Now the ball was in Maeve’s court and she squinted up her face trying to think of a good question.
“What’s your favorite thing to do on a Saturday morning?”
“Seriously? I love to get up and sit with a cup of coffee and just veg.” She glanced down at her cup. “Huh would you look at that?”
“Alright I’m up…” Clare pondered what would be the perfect question. “What is… what is something that you do alone that no one else knows about?”
“Well now you’re getting dirty.”
Clare stared at her sister for a second, but then again these little outburst were happening more and more often.
“Trust me everyone knows about that.” Both women dissolved into un interrupted hysterics. “No, for real. Something that no one else will ever know about but me, I want to know.”
Maeve thought for a moment, there was something. She hadn’t done it in a while; the last time was shortly after Sam had left her. That day was when she finally gave up the pain and started living her life again. Why shouldn’t she tell Clare?
“Alright,” she sat forward in her chair. “Oh gosh I can’t believe I’m about to tell you this.” Maeve hid her face behind her free hand, her coffee teetering in the other.
A huge smile broke across Clare’s face. “Now I have to know!”
“Gaa! Ok. Sometimes when I have my music playing, there is one song that I kind of, strip to.”
“What!?” and Clare couldn’t get any more out, she was laughing too hard.
“Oh gee thanks, I’m so happy I shared.”
“No! No!” Clare breathed out between hick-ups “No! I think it’s amazing! I feel so akin to you right now. What song is it!?”
Maeve stood up and swept back into the living room. “Nope! Not going to happen.” She tried to slide the door closed behind her but Clare caught it.
“Come on Maeve! Come on! I’ll tell you my weird thing, I pick at my toes. There now you have mine.”
“Shut up.”
“I play video games until 4 in the morning.”
“Knew that!”
“Maeve, please. I have to know! I will die without knowing!” at this point Clare had followed her into the kitchen and was now begging her in front of the sink. “Just tell me who it’s by. Even better let’s do it!”
The though was extremely enticing to Maeve, part of her knew it was crazy but another part of her was ready to let it fly. “Fine.” She sat next her coffee cup into the sink. “I’ll go put it on.”
Clare followed her into the living room, anticipation was driving her crazy. Maeve returned to the room carrying her iPod and iHome.

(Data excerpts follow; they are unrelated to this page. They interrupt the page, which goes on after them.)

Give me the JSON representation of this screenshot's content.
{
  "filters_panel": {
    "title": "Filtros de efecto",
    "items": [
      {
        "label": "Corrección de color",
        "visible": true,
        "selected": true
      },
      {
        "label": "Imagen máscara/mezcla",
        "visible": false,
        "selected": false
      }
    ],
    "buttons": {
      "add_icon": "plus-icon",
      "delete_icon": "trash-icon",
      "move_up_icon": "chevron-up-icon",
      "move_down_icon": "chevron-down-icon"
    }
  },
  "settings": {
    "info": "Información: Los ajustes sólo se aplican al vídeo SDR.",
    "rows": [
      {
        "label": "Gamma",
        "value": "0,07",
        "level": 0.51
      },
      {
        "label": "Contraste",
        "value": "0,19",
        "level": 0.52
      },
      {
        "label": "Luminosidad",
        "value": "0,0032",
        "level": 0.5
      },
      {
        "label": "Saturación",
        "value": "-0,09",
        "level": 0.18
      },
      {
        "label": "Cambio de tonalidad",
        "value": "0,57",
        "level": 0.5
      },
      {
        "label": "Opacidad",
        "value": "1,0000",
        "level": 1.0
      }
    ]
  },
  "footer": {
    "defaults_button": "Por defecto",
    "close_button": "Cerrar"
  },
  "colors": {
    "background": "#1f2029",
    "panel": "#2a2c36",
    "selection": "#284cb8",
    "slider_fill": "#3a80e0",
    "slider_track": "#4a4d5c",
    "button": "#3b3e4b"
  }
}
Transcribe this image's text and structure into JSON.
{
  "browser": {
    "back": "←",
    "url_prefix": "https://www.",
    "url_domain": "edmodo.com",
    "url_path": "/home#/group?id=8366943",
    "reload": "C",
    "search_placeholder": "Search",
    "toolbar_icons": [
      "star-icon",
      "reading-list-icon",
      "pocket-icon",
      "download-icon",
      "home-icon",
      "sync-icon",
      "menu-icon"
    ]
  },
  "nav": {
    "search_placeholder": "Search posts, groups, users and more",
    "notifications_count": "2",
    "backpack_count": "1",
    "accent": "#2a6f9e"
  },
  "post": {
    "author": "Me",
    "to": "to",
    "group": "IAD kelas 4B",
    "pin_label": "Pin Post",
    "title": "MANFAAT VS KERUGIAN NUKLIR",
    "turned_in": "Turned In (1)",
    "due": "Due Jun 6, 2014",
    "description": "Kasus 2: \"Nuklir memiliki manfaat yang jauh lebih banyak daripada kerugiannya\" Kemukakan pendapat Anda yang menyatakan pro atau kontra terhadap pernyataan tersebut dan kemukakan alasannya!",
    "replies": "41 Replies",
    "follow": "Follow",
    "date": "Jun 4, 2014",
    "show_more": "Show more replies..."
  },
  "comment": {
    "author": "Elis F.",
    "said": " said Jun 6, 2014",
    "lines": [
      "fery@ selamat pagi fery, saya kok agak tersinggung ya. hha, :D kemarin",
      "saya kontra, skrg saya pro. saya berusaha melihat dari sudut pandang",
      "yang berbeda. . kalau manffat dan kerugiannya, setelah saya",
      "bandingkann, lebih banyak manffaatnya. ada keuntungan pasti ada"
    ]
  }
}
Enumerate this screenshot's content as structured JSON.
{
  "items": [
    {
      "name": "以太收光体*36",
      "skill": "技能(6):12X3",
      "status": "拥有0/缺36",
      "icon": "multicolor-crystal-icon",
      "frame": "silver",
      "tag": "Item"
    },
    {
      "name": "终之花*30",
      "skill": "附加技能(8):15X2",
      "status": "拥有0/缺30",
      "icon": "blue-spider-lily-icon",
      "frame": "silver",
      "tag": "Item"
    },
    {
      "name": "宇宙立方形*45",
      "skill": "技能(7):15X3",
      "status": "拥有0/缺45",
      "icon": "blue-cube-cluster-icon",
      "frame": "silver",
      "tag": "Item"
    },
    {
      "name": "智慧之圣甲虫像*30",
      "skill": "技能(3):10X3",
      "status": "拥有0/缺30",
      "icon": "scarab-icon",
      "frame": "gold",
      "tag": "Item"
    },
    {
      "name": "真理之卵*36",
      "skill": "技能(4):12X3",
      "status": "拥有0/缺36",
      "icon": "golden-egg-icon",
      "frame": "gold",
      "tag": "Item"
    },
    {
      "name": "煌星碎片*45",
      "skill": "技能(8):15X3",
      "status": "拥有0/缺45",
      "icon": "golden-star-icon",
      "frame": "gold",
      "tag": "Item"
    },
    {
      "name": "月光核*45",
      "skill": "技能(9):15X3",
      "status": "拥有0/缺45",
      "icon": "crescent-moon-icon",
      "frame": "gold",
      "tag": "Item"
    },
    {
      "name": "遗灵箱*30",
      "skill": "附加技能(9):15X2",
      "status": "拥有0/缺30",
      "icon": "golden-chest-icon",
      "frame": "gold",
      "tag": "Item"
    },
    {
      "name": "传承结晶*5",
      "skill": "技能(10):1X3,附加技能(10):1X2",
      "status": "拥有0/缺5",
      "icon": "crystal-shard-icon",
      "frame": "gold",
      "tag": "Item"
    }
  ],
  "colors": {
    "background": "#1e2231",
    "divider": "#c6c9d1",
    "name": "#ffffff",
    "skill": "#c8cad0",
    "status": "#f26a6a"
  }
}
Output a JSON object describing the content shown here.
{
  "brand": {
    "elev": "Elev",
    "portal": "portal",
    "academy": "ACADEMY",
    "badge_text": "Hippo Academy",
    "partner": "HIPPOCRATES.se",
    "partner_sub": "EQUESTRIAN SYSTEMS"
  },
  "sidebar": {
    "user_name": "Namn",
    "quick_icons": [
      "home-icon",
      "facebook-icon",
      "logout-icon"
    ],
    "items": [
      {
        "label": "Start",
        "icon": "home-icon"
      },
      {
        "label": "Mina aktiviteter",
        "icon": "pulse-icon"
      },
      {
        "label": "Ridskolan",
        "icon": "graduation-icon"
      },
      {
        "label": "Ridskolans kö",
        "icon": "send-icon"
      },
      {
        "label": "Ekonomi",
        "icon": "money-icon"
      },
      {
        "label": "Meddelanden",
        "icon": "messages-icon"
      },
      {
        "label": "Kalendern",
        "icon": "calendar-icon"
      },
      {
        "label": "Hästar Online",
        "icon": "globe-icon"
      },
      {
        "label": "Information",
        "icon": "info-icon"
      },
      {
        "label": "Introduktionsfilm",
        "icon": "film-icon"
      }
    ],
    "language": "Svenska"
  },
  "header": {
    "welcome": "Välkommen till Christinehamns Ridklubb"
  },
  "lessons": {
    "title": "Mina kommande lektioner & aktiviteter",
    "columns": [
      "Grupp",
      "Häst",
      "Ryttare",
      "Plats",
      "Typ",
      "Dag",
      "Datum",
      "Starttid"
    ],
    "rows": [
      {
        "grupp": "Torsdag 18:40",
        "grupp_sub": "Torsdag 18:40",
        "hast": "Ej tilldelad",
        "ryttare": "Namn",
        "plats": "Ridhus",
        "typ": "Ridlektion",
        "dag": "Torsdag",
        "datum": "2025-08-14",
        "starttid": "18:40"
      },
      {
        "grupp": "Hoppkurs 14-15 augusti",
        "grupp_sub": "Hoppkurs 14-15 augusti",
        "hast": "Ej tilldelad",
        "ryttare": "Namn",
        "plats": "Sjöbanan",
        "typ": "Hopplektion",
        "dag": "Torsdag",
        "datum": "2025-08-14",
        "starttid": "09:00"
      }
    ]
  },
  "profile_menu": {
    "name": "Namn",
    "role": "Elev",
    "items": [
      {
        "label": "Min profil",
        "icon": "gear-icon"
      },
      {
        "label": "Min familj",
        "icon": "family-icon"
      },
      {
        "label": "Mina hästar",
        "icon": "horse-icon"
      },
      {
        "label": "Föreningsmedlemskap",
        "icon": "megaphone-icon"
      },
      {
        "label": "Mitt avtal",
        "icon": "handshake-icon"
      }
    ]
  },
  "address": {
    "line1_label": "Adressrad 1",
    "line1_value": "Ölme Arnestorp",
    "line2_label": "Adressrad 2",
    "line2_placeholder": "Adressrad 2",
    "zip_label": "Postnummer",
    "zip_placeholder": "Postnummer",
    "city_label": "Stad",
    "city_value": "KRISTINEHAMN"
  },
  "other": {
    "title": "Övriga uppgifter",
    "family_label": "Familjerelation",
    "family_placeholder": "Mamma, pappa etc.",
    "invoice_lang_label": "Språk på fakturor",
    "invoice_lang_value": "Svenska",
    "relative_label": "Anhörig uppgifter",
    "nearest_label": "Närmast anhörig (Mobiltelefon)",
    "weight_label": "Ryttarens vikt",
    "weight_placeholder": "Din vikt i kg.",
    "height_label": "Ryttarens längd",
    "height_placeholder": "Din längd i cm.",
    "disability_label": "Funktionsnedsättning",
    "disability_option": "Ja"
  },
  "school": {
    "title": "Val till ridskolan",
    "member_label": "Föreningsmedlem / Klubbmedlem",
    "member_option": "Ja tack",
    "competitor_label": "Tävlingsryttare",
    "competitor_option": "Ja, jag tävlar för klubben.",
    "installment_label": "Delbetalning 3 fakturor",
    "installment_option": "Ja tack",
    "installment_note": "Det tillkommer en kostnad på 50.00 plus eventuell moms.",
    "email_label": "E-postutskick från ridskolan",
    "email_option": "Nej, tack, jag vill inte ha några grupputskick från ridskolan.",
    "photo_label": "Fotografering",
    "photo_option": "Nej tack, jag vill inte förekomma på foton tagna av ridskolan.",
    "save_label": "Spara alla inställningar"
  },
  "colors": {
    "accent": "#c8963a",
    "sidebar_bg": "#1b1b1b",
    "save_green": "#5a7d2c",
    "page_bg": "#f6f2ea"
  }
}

“Alright you ready!” She couldn’t even believe she was as into it as she was. The first Saturday of their adventure was quickly moving far away from the person Maeve used to be and she loved it. She could feel everything moving closer to comfortable.
The drum filled base riff of Fiona Apple’s “Criminal” escaped the speakers and Maeve began moving her hips. Clare watched her sister move in ways she wasn’t sure she could bend, and then to her shock, Maeve began unbuttoning her top. She hadn’t been exaggerating when she said strip. So Clare began to sway and dropped her robe off her shoulders.
The two sisters continued through the sensual song, slowly losing layers of close. From time to time giggles would escape their lips as they caught sight of the others sexy dance move.
“I didn’t know this song was so long!” Clare exclaimed, moving her hips to the piano notes. “I think you have a future in this business.”
“Ha!” the song cooled to an end. The two sisters stood in there underwear. Clare in a white camisole and Rainbow Bright undies, Maeve in a pink Victoria’s Secret bra and light blue boy shorts.
Clare’s face quickly changed. “Oh.”
“What?” That was when Maeve noticed Clare staring over her shoulder, out onto the
deck. She didn’t want to turn, but had to. Keaten McGuire stood, framed in the doorway,
with a look of utter surprise and a bit of enjoyment on his face.